The valgrind output is below:

==15602== 1,410 (24 direct, 1,386 indirect) bytes in 1 blocks are definitely lost in loss record 23 of 23
==15602==    at 0x4C28F9F: malloc (vg_replace_malloc.c:236)
==15602==    by 0x4C29019: realloc (vg_replace_malloc.c:525)
==15602==    by 0x40D364: avro_default_allocator (allocation.c:36)
==15602==    by 0x405428: avro_schema_link (schema.c:663)
==15602==    by 0x406946: avro_schema_copy (schema.c:1260)
==15602==    by 0x406722: avro_schema_copy (schema.c:1165)
==15602==    by 0x403EEA: main (test_avro_1167.c:74)
==15602== 
==15602== LEAK SUMMARY:
==15602==    definitely lost: 96 bytes in 3 blocks
==15602==    indirectly lost: 2,748 bytes in 28 blocks
==15602==      possibly lost: 0 bytes in 0 blocks
==15602==    still reachable: 0 bytes in 0 blocks
==15602==         suppressed: 0 bytes in 0 blocks
==15602== 
==15602== ERROR SUMMARY: 3 errors from 3 contexts (suppressed: 4 from 4)


                
> Avro-C: avro_schema_copy() does not copy AVRO_LINKs properly.
> -------------------------------------------------------------
>
>                 Key: AVRO-1167
>                 URL: https://issues.apache.org/jira/browse/AVRO-1167
>             Project: Avro
>          Issue Type: Bug
>          Components: c
>    Affects Versions: 1.7.1
>         Environment: Ubuntu Linux 11.10
>            Reporter: Vivek Nadkarni
>         Attachments: AVRO-1167-TEST.patch
>
>   Original Estimate: 168h
>  Remaining Estimate: 168h
>
> When avro_schema_copy() encounters an AVRO_LINK from an old_schema to a new_schema, it sets the target of the new_link to the target of the old_link in the old_schema. Thus, the AVRO_LINK in the new_schema points to an element in the old_schema. 
> While this is currently safe, since the reference count of the target in the old_schema is incremented, we are not really making a "copy" of the schema.
> There is a "TODO" in the code, which says that we should make a avro_schema_copy() of the target in old_schema instead of linking directly to it. However, this solution of making a copy would result in a few problems:
> 1. Avro schemas are intended to be self-contained. That implies that AVRO_LINKs are intended to be internal links inside a self-contained schema. The code introduces unnecessary (and potentially disallowed) external dependencies in an Avro schema. 

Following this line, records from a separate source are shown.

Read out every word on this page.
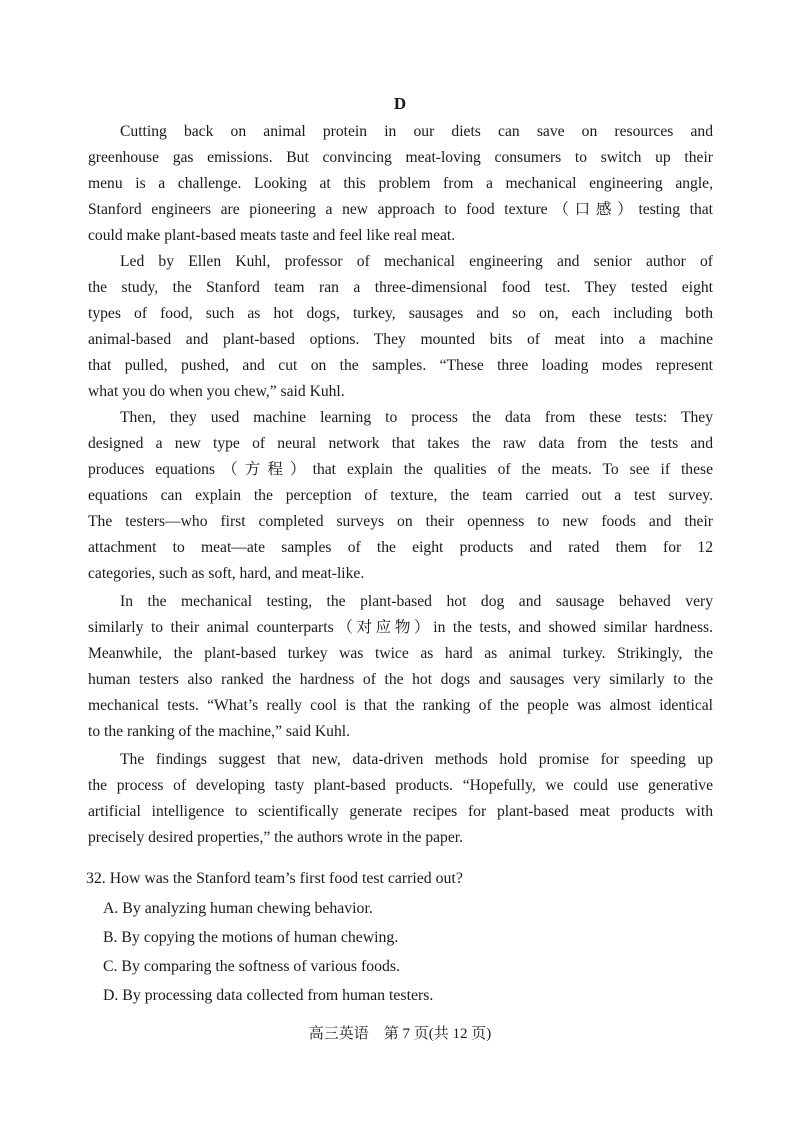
D
Cutting back on animal protein in our diets can save on resources and
greenhouse gas emissions. But convincing meat-loving consumers to switch up their
menu is a challenge. Looking at this problem from a mechanical engineering angle,
Stanford engineers are pioneering a new approach to food texture（口感）testing that
could make plant-based meats taste and feel like real meat.
Led by Ellen Kuhl, professor of mechanical engineering and senior author of
the study, the Stanford team ran a three-dimensional food test. They tested eight
types of food, such as hot dogs, turkey, sausages and so on, each including both
animal-based and plant-based options. They mounted bits of meat into a machine
that pulled, pushed, and cut on the samples. “These three loading modes represent
what you do when you chew,” said Kuhl.
Then, they used machine learning to process the data from these tests: They
designed a new type of neural network that takes the raw data from the tests and
produces equations（方程）that explain the qualities of the meats. To see if these
equations can explain the perception of texture, the team carried out a test survey.
The testers—who first completed surveys on their openness to new foods and their
attachment to meat—ate samples of the eight products and rated them for 12
categories, such as soft, hard, and meat-like.
In the mechanical testing, the plant-based hot dog and sausage behaved very
similarly to their animal counterparts（对应物）in the tests, and showed similar hardness.
Meanwhile, the plant-based turkey was twice as hard as animal turkey. Strikingly, the
human testers also ranked the hardness of the hot dogs and sausages very similarly to the
mechanical tests. “What’s really cool is that the ranking of the people was almost identical
to the ranking of the machine,” said Kuhl.
The findings suggest that new, data-driven methods hold promise for speeding up
the process of developing tasty plant-based products. “Hopefully, we could use generative
artificial intelligence to scientifically generate recipes for plant-based meat products with
precisely desired properties,” the authors wrote in the paper.
32. How was the Stanford team’s first food test carried out?
A. By analyzing human chewing behavior.
B. By copying the motions of human chewing.
C. By comparing the softness of various foods.
D. By processing data collected from human testers.
高三英语　第 7 页(共 12 页)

> 2. The purpose of copying a schema that we want to decouple the old_schema from the new_schema. The two copies may have different owners, we may want to deallocate old schema etc.
> 3. If the schema is recursive, then the code would enter an infinite recursion loop.
> It appears to me that the "correct" solution would be to replicate the entire structure of the current schema, including the internal links. This means that if old_link_A points to old_target_B, then new_link_A should point to new_target_B in the new schema. Note that there should only be one copy of new_target_B in the new schema, even if there are multiple links pointing to new_target_B - i.e. we should not make a new copy for each link.
> In order to implement this proper copying of links, we would need to keep a lookup table of pairs of old and new schemas as they are being created, as well as a list of all the AVRO_LINKs that are copied. Then as a post-copy step, we would go and fix up all the AVRO_LINKs to point to the appropriate targets. This is the way the schema is constructed in the first place in avro_schema_from_json().
> An inefficient way to obtain the correct result from avro_schema_copy() would be to perform an avro_schema_to_json() followed by an avro_schema_from_json().
> Note: I have not implemented a fix for this issue, but I am documenting this issue in AVRO-JIRA because this issue needs to be resolved before AVRO-766 can be fixed.